Par ailleurs, le PP essaie d'entraîner le PSOE dans son sillage, entre autres dans le but de composer une coalition des partis nationaux qui auraient plus de chance de constituer une majorité que le seul PP, mais aussi pour ne pas prendre le risque de voir le PSOE se rapprocher des nationalistes modérés. Or sur ce terrain aussi, le PP rencontre des résistances. Car si le PSOE cautionne la politique du gouvernement au Pays Basque, il se dit favorable à une politique souple vis-à-vis du PNV, acceptant notamment que des discussions s'ouvrent sans que le PNV ait rompu tous ses liens avec les séparatistes.

Les manoeuvres politiciennes sont multiples, et pour la plupart secrètes mais il est clair que du côté du PP, comme du côté du PSOE il n'y a aucune volonté d'ouverture permettant de s'orienter vers un règlement politique du problème basque.

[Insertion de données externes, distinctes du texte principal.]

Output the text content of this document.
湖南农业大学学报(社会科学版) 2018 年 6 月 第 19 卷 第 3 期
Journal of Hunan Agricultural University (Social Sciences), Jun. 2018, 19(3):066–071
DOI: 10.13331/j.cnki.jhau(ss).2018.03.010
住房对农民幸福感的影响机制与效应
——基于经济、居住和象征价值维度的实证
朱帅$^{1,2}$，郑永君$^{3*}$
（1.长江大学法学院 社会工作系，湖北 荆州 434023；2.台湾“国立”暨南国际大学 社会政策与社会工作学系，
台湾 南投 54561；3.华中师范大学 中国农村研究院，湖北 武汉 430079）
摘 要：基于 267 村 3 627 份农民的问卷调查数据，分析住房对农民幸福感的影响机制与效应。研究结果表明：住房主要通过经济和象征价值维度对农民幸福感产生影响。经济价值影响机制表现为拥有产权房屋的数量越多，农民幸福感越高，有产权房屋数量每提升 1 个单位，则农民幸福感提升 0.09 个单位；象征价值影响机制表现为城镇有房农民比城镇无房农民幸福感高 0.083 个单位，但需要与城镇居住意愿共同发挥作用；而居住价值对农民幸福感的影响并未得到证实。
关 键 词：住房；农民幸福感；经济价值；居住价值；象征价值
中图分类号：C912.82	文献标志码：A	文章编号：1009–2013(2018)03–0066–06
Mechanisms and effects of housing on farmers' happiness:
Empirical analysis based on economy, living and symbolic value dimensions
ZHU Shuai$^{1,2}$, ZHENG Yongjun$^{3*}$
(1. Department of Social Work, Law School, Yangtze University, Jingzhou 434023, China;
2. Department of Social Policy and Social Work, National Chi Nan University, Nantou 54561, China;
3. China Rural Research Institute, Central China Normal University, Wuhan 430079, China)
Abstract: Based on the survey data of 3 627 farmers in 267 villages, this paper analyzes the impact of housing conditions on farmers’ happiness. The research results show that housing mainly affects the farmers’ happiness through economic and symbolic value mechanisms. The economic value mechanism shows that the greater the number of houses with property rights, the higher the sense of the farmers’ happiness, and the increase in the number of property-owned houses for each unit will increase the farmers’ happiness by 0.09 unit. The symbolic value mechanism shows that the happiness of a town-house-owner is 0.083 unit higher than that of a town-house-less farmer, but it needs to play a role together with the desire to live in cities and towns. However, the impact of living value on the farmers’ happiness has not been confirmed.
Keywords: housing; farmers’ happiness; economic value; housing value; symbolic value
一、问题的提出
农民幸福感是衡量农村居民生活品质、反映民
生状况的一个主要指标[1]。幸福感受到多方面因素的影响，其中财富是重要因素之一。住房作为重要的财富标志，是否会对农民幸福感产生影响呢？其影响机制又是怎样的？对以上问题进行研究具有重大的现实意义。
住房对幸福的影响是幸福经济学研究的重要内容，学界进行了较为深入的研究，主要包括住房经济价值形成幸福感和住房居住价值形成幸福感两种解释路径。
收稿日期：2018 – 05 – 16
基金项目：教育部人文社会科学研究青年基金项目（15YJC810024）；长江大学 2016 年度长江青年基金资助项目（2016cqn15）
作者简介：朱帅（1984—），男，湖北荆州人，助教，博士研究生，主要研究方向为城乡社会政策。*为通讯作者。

En ce sens les partis dits " nationaux " comme le PP ou le PSOE, sont fidèles à la politique qu'ils ont menée depuis la fin du franquisme. Car si une autonomie assez large a été donnée au gouvernement autonome basque, dans le domaine de la police, de l'enseignement, des impôts, de l'administration, aucun dirigeant politique du gouvernement espagnol n'a accepté d'envisager sérieusement de régler le problème basque en acceptant de considérer les dirigeants de l'ETA comme des interlocuteurs avant qu'ils aient déposé les armes. Et même quand l'ETA a décrété une trêve, il y a trois ans, aucune discussion n'a été entamée. Ni le PSOE, ni le PP qui se sont succédé au pouvoir depuis 18 ans n'ont accepté de discuter de la possibilité d'une consultation de la population du Pays Basque sur le statut du Pays Basque et de la Navarre. Aucun d'eux n'a accepté de satisfaire la revendication très populaire au Pays Basque du rapprochement des prisonniers basques. Et il est certain que cette intransigeance a contribué et contribue à justifier la violence et le radicalisme de l'ETA auprès de tous ceux qui sont hostiles au pouvoir de Madrid et qui pensent que la seule façon de faire reculer ce pouvoir central est de créer un rapport de force en semant si besoin est la terreur et la violence aveugle.

La situation au Pays Basque aujourd'hui est dramatique pour la population de cette région. Mais elle contribue aussi à tirer d'une certaine façon toute la société espagnole en arrière. Elle isole les travailleurs qui vivent au Pays Basque, elle développe les préjugés nationalistes, elle relègue au second plan de nombreux autres problèmes qui concernent l'ensemble de la classe ouvrière d'Espagne, celui du chômage, de la précarité, des reculs imposés à la classe ouvrière par un patronat offensif contre lequel la classe ouvrière du Pays Basque, de Castille, d'Andalousie ou de Catalogne a besoin de toute sa force et de son unité.